Fuentes accused the governor of the state of Bolivar, Francisco Rangel
Gómez, of ordering the attacks as "revenge" because the workers had rejected a
proposal by a government negotiating commission to resolve the 14-month dispute
in Sidor.

Rangel Gómez, on Friday called on the Sidor workers to "maintain their
protests with the framework of the law" said the "public forces have orders to
not allow further road closures," however he later denied that the order to
disperse the protest came from his office.

A March 15 statement by the Marea Socialista union current also accused
Rangel Gómez, as well as the Sidor management and the Labor Minister José Ramón Rivero, of being "those principally
responsible" for the attack, however it said it did not rule out that other
high authorities of the central government might have been consulted.
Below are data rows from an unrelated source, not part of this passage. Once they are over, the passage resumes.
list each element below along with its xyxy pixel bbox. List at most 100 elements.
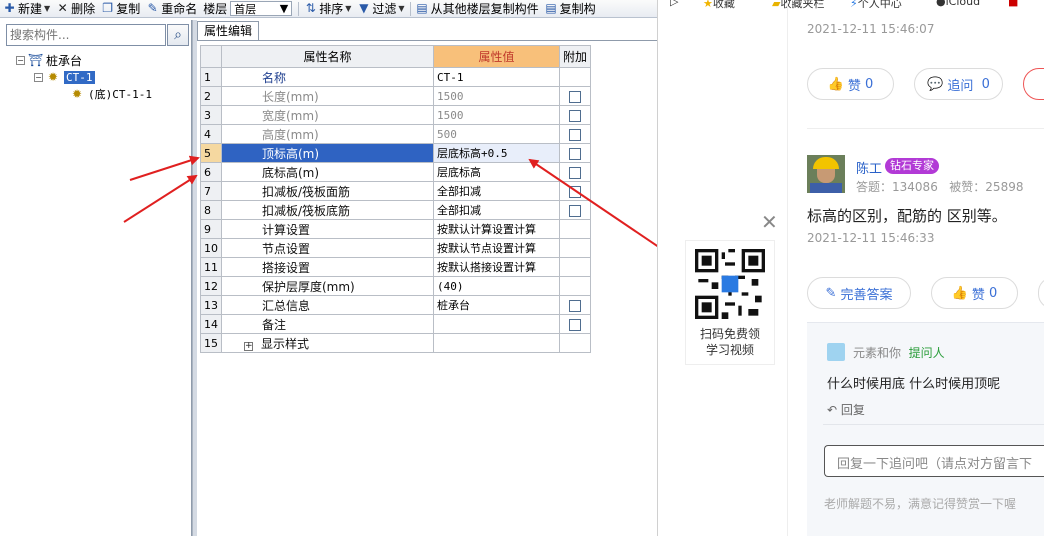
property-value-cell[interactable]: 按默认节点设置计算 xyxy=(433,238,560,258)
bookmark-personal-center[interactable]: ⚡ 个人中心 xyxy=(850,0,902,9)
property-value-cell[interactable] xyxy=(433,314,560,334)
bookmark-collapse[interactable]: ▷ xyxy=(670,0,678,8)
property-name-cell[interactable]: 名称 xyxy=(221,67,434,87)
extra-checkbox[interactable] xyxy=(569,299,581,312)
answer1-like-button[interactable]: 👍 赞 0 xyxy=(807,68,894,100)
copy-to-floor-button[interactable]: ▤ 复制构 xyxy=(542,0,599,17)
sort-button[interactable]: ⇅ 排序 ▼ xyxy=(301,0,354,17)
answer2-text: 标高的区别，配筋的 区别等。 xyxy=(807,207,1007,225)
answer2-like-button[interactable]: 👍 赞 0 xyxy=(931,277,1018,309)
collapse-icon[interactable]: − xyxy=(16,55,25,65)
tree-item-ct1-1[interactable]: ✹ (底) CT-1-1 xyxy=(70,86,152,102)
property-name-cell[interactable]: + 显示样式 xyxy=(221,333,434,353)
grid-row[interactable]: 15 + 显示样式 xyxy=(200,333,592,353)
property-name-cell[interactable]: 备注 xyxy=(221,314,434,334)
property-name-cell[interactable]: 保护层厚度(mm) xyxy=(221,276,434,296)
component-tree-panel: ⌕ − ⛩ 桩承台 − ✹ CT-1 ✹ (底)CT-1-1 xyxy=(0,20,192,536)
qr-promo-panel[interactable]: 扫码免费领 学习视频 xyxy=(685,240,775,365)
property-name-cell[interactable]: 扣减板/筏板底筋 xyxy=(221,200,434,220)
avatar[interactable] xyxy=(807,155,845,193)
grid-row[interactable]: 14 备注 xyxy=(200,314,592,334)
followup-reply-button[interactable]: ↶ 回复 xyxy=(827,401,865,418)
answer1-more-button[interactable] xyxy=(1023,68,1044,100)
property-value-header[interactable]: 属性值 xyxy=(433,45,560,68)
grid-row[interactable]: 2 长度(mm) 1500 xyxy=(200,86,592,106)
copy-from-floor-button[interactable]: ▤ 从其他楼层复制构件 xyxy=(413,0,542,17)
property-name-header[interactable]: 属性名称 xyxy=(221,45,434,68)
grid-row[interactable]: 13 汇总信息 桩承台 xyxy=(200,295,592,315)
grid-row[interactable]: 4 高度(mm) 500 xyxy=(200,124,592,144)
answer2-author[interactable]: 陈工 xyxy=(856,158,882,177)
collapse-icon[interactable]: − xyxy=(34,72,43,82)
tab-property-edit[interactable]: 属性编辑 xyxy=(197,21,259,41)
extra-checkbox[interactable] xyxy=(569,166,581,179)
grid-row[interactable]: 9 计算设置 按默认计算设置计算 xyxy=(200,219,592,239)
extra-checkbox[interactable] xyxy=(569,318,581,331)
grid-row[interactable]: 12 保护层厚度(mm) (40) xyxy=(200,276,592,296)
expand-icon[interactable]: + xyxy=(244,341,253,351)
answer2-more-button[interactable] xyxy=(1038,277,1044,309)
property-value-cell[interactable]: (40) xyxy=(433,276,560,296)
grid-row[interactable]: 6 底标高(m) 层底标高 xyxy=(200,162,592,182)
property-name-cell[interactable]: 高度(mm) xyxy=(221,124,434,144)
grid-row[interactable]: 11 搭接设置 按默认搭接设置计算 xyxy=(200,257,592,277)
property-value-cell[interactable]: 全部扣减 xyxy=(433,181,560,201)
tree-item-ct1[interactable]: − ✹ CT-1 xyxy=(34,69,95,85)
tree-item-root[interactable]: − ⛩ 桩承台 xyxy=(16,52,82,68)
improve-answer-button[interactable]: ✎ 完善答案 xyxy=(807,277,911,309)
new-button[interactable]: ✚ 新建 ▼ xyxy=(0,0,53,17)
extra-header[interactable]: 附加 xyxy=(558,45,592,68)
close-icon[interactable]: ✕ xyxy=(761,210,778,234)
copy-button[interactable]: ❐ 复制 xyxy=(98,0,143,17)
property-name-cell[interactable]: 汇总信息 xyxy=(221,295,434,315)
bookmark-icloud[interactable]: ● iCloud xyxy=(936,0,980,8)
rename-button[interactable]: ✎ 重命名 xyxy=(143,0,200,17)
bookmark-favorites[interactable]: ★ 收藏 xyxy=(703,0,735,9)
bookmark-extra[interactable]: ■ xyxy=(1008,0,1018,8)
property-name-cell[interactable]: 宽度(mm) xyxy=(221,105,434,125)
property-value-cell[interactable]: 按默认搭接设置计算 xyxy=(433,257,560,277)
grid-row[interactable]: 10 节点设置 按默认节点设置计算 xyxy=(200,238,592,258)
property-name-cell[interactable]: 长度(mm) xyxy=(221,86,434,106)
property-value-cell[interactable]: CT-1 xyxy=(433,67,560,87)
property-value-cell[interactable] xyxy=(433,333,560,353)
component-search-input[interactable] xyxy=(6,24,166,46)
followup-reply-input[interactable]: 回复一下追问吧（请点对方留言下 xyxy=(824,445,1044,477)
extra-checkbox[interactable] xyxy=(569,185,581,198)
property-value-cell[interactable]: 按默认计算设置计算 xyxy=(433,219,560,239)
property-value-cell[interactable]: 1500 xyxy=(433,86,560,106)
floor-select[interactable]: 首层 ▼ xyxy=(230,1,293,16)
grid-row[interactable]: 7 扣减板/筏板面筋 全部扣减 xyxy=(200,181,592,201)
extra-checkbox[interactable] xyxy=(569,90,581,103)
grid-row[interactable]: 3 宽度(mm) 1500 xyxy=(200,105,592,125)
extra-checkbox[interactable] xyxy=(569,109,581,122)
property-value-cell[interactable]: 500 xyxy=(433,124,560,144)
search-icon[interactable]: ⌕ xyxy=(167,24,189,46)
grid-row[interactable]: 5 顶标高(m) 层底标高+0.5 xyxy=(200,143,592,163)
property-value-cell[interactable]: 层底标高 xyxy=(433,162,560,182)
extra-checkbox[interactable] xyxy=(569,128,581,141)
grid-row[interactable]: 8 扣减板/筏板底筋 全部扣减 xyxy=(200,200,592,220)
extra-cell xyxy=(558,124,592,144)
property-value-cell[interactable]: 1500 xyxy=(433,105,560,125)
property-name-cell[interactable]: 计算设置 xyxy=(221,219,434,239)
filter-button[interactable]: ▼ 过滤 ▼ xyxy=(354,0,407,17)
property-name-cell[interactable]: 顶标高(m) xyxy=(221,143,434,163)
extra-checkbox[interactable] xyxy=(569,147,581,160)
expert-badge: 钻石专家 xyxy=(885,158,939,174)
grid-row[interactable]: 1 名称 CT-1 xyxy=(200,67,592,87)
qr-caption: 扫码免费领 学习视频 xyxy=(699,327,760,357)
property-name-cell[interactable]: 搭接设置 xyxy=(221,257,434,277)
answer1-followup-button[interactable]: 💬 追问 0 xyxy=(914,68,1003,100)
property-name-cell[interactable]: 扣减板/筏板面筋 xyxy=(221,181,434,201)
property-name-cell[interactable]: 底标高(m) xyxy=(221,162,434,182)
delete-button[interactable]: ✕ 删除 xyxy=(53,0,98,17)
property-value-cell[interactable]: 全部扣减 xyxy=(433,200,560,220)
extra-checkbox[interactable] xyxy=(569,204,581,217)
bookmark-favorites-bar[interactable]: ▰ 收藏夹栏 xyxy=(772,0,824,9)
property-value-cell[interactable]: 层底标高+0.5 xyxy=(433,143,560,163)
row-number: 10 xyxy=(200,238,222,258)
apple-icon: ● xyxy=(936,0,946,8)
property-value-cell[interactable]: 桩承台 xyxy=(433,295,560,315)
property-name-cell[interactable]: 节点设置 xyxy=(221,238,434,258)
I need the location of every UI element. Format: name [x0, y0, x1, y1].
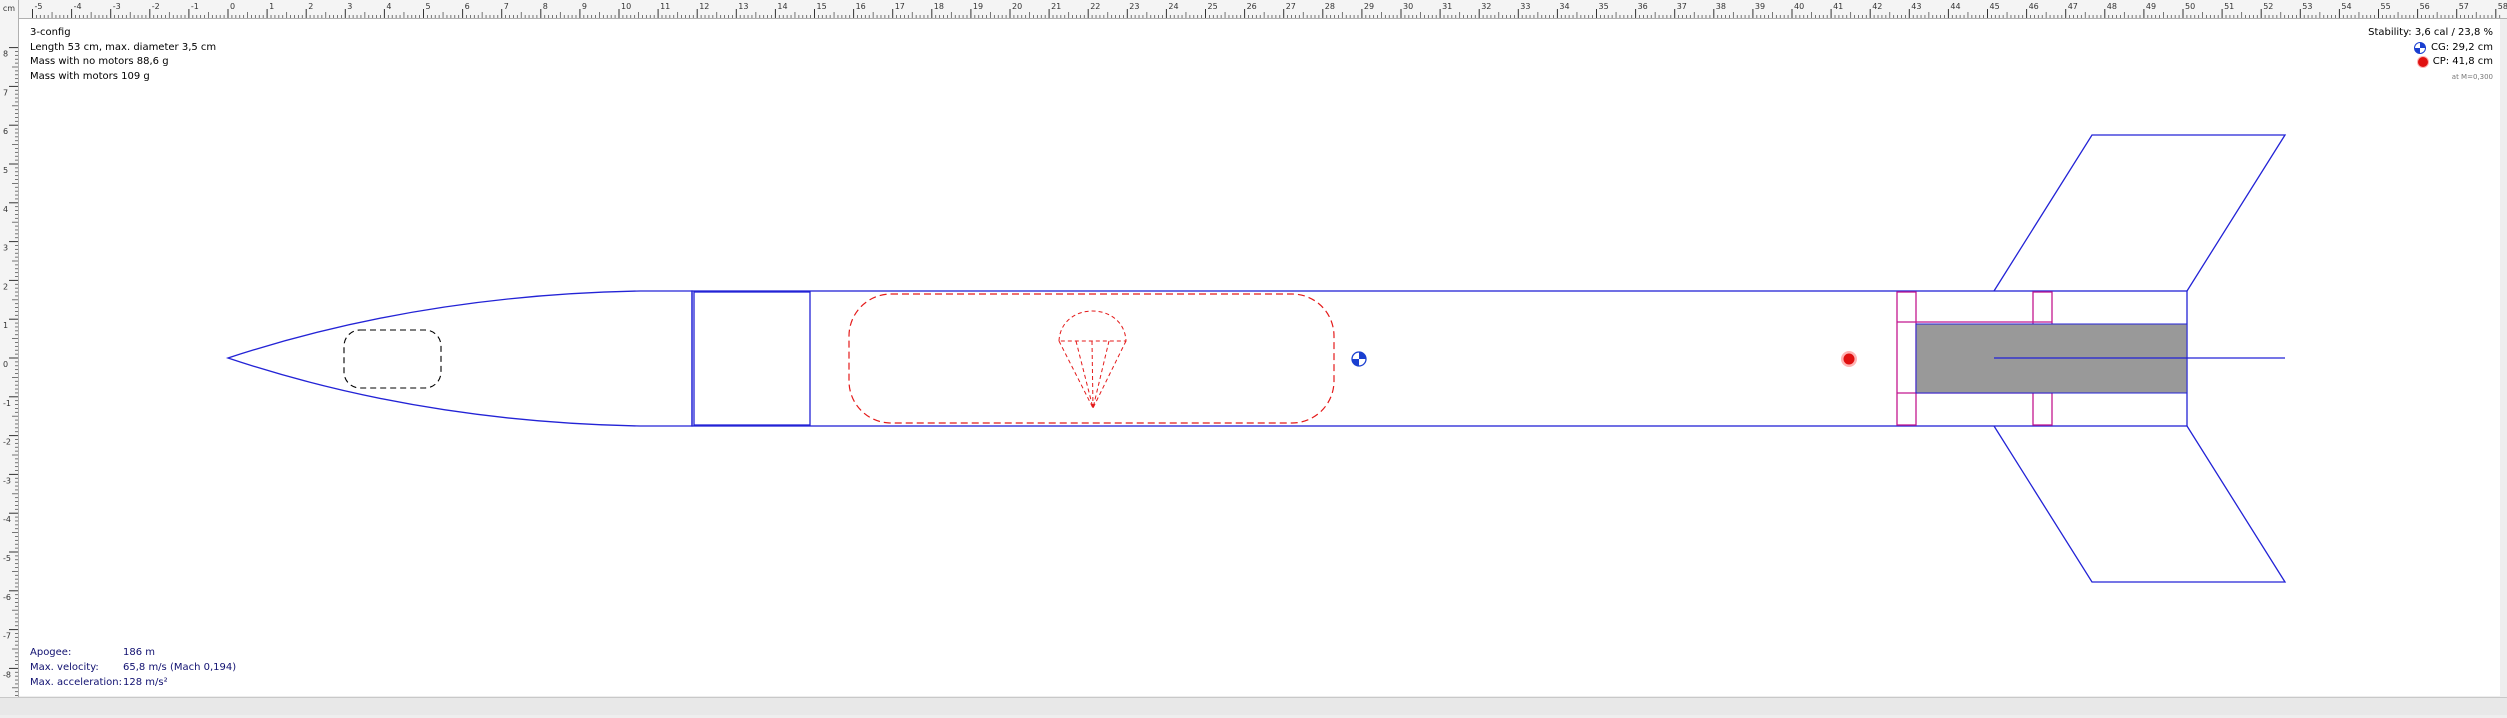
cp-value: CP: 41,8 cm [2432, 56, 2493, 67]
cg-legend: CG: 29,2 cm [2368, 41, 2493, 56]
cg-value: CG: 29,2 cm [2431, 41, 2493, 53]
mach-note: at M=0,300 [2451, 72, 2493, 81]
nose-mass-component[interactable] [343, 329, 442, 389]
cp-legend-icon [2417, 57, 2428, 68]
stability-panel: Stability: 3,6 cal / 23,8 % CG: 29,2 cm … [2368, 26, 2493, 84]
apogee-label: Apogee: [30, 647, 72, 658]
cp-legend: CP: 41,8 cm [2368, 55, 2493, 70]
design-info-panel: 3-config Length 53 cm, max. diameter 3,5… [30, 26, 216, 84]
design-name: 3-config [30, 27, 71, 38]
acceleration-label: Max. acceleration: [30, 677, 123, 688]
apogee-value: 186 m [123, 647, 156, 658]
apogee-row: Apogee: 186 m [30, 645, 236, 660]
mass-no-motors: Mass with no motors 88,6 g [30, 56, 169, 67]
bottom-scrollbar[interactable] [0, 697, 2507, 715]
cg-legend-icon [2414, 41, 2427, 54]
nose-cone[interactable] [225, 290, 693, 427]
velocity-row: Max. velocity: 65,8 m/s (Mach 0,194) [30, 660, 236, 675]
centering-ring-front[interactable] [1896, 291, 1917, 426]
acceleration-value: 128 m/s² [123, 677, 168, 688]
design-length: Length 53 cm, max. diameter 3,5 cm [30, 41, 217, 53]
mass-with-motors: Mass with motors 109 g [30, 70, 150, 82]
cp-marker-icon [1841, 351, 1857, 367]
flight-data-panel: Apogee: 186 m Max. velocity: 65,8 m/s (Mac… [30, 645, 236, 690]
velocity-label: Max. velocity: [30, 662, 99, 673]
acceleration-row: Max. acceleration:128 m/s² [30, 675, 236, 690]
parachute-icon [1058, 310, 1127, 409]
coupler-tube[interactable] [693, 291, 811, 426]
fin-bottom[interactable] [1993, 425, 2287, 583]
stability-value: Stability: 3,6 cal / 23,8 % [2368, 27, 2493, 38]
fin-top[interactable] [1993, 134, 2287, 292]
rocket-figure[interactable] [0, 0, 2507, 714]
velocity-value: 65,8 m/s (Mach 0,194) [123, 662, 237, 673]
cg-marker-icon [1351, 351, 1367, 367]
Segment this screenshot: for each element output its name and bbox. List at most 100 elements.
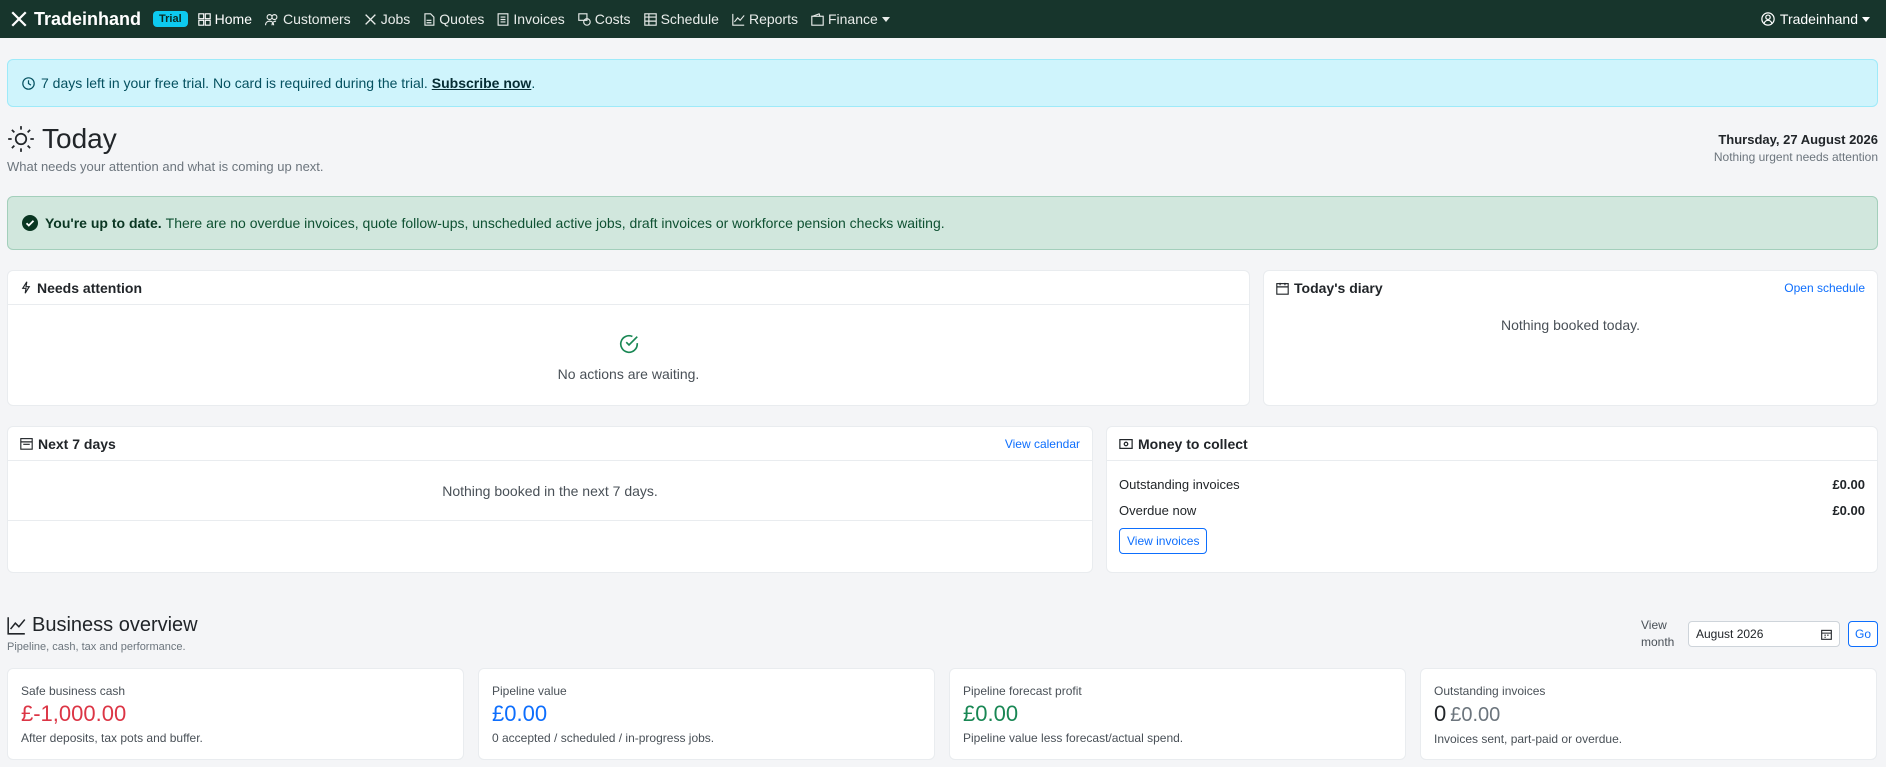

"This aggression against the Sidor worker's movement shows once more what
the bureaucracy is capable of doing, and how they respond, because the Sidor
workers had politically defeated the Ministry of Labor by refusing to allow a
collective contract, with which they don't agree, to be imposed on them," the
statement continued.

SUTISS has rejected a proposal by the Ministry of Labor for a consultative
referendum of Sidor workers on the company's latest pay offer saying it
interferes with internal affairs and violates union autonomy.

Last Tuesday the Sidor management made what it said was its "final offer" of
44Bs.F (US$20.5) per day, however the union says it will not accept a daily salary increase
of less than 53 Bs.F (US$24).

On Saturday,
the company claimed that 40% of the plant was operational despite the strike,
saying many workers had returned to work Friday night after the protests.

However, Fuentes dismissed the company claims as "lies." "There are no
workers so content that they would want to restart the plant in the middle of
the struggle for pay claims," he said.

Sidor, one of Latin America's largest steel makers with liquid steel
production of around 4.8 million tons annually, has been paralyzed five times
since the beginning of 2008. The company claims the strike action has cost more
than $50 million.

The Italian-Argentine Techint group owns a 60% controlling share of the
steel plant, with 20% belonging to Venezuelan state owned CVG, and 20% belonging
to the workers.

Unionists,
representatives of communal councils and friends and families of the more than
50 protestors detained, gathered outside the Criminal Court in Puerto Ordaz on
Saturday to demand their immediate release.

Reyes Ortiz, Secretary General of the Union of Carbonorca and member of the
Collective of Workers in Revolution union current, who spoke at the rally, made
a call to Venezuelan President Chavez to open an investigation into the
governor of Bolivar and the Minister of Labor, who he classified as a "class
traitor" and defender of the transnational, Sidor.

The detainees were finally released at 11pm Saturday night accompanied by
their lawyers and revealed that the judge had ordered full liberty for all
those arrested. The judge also referred the incidents to the Human Rights
Attorney in Bolivar state, to open an investigation against the National Guard
and police functionaries involved in the acts.

A joint statement by Marea Socialista, Topo Obero and the Union Alliance of
Sidor workers issued today said it is necessary "for a government that has
declared itself pro worker, that has proposed ‘popular power' and the
transition to socialism, to close ranks with the demands of the workers,
principle subject of a revolutionary process, and make the necessary and urgent
step in the correct direction, towards the deepening of the revolution by
decreeing the nationalization of Sidor under the control of the
workers and popular communities of Guayana and the country."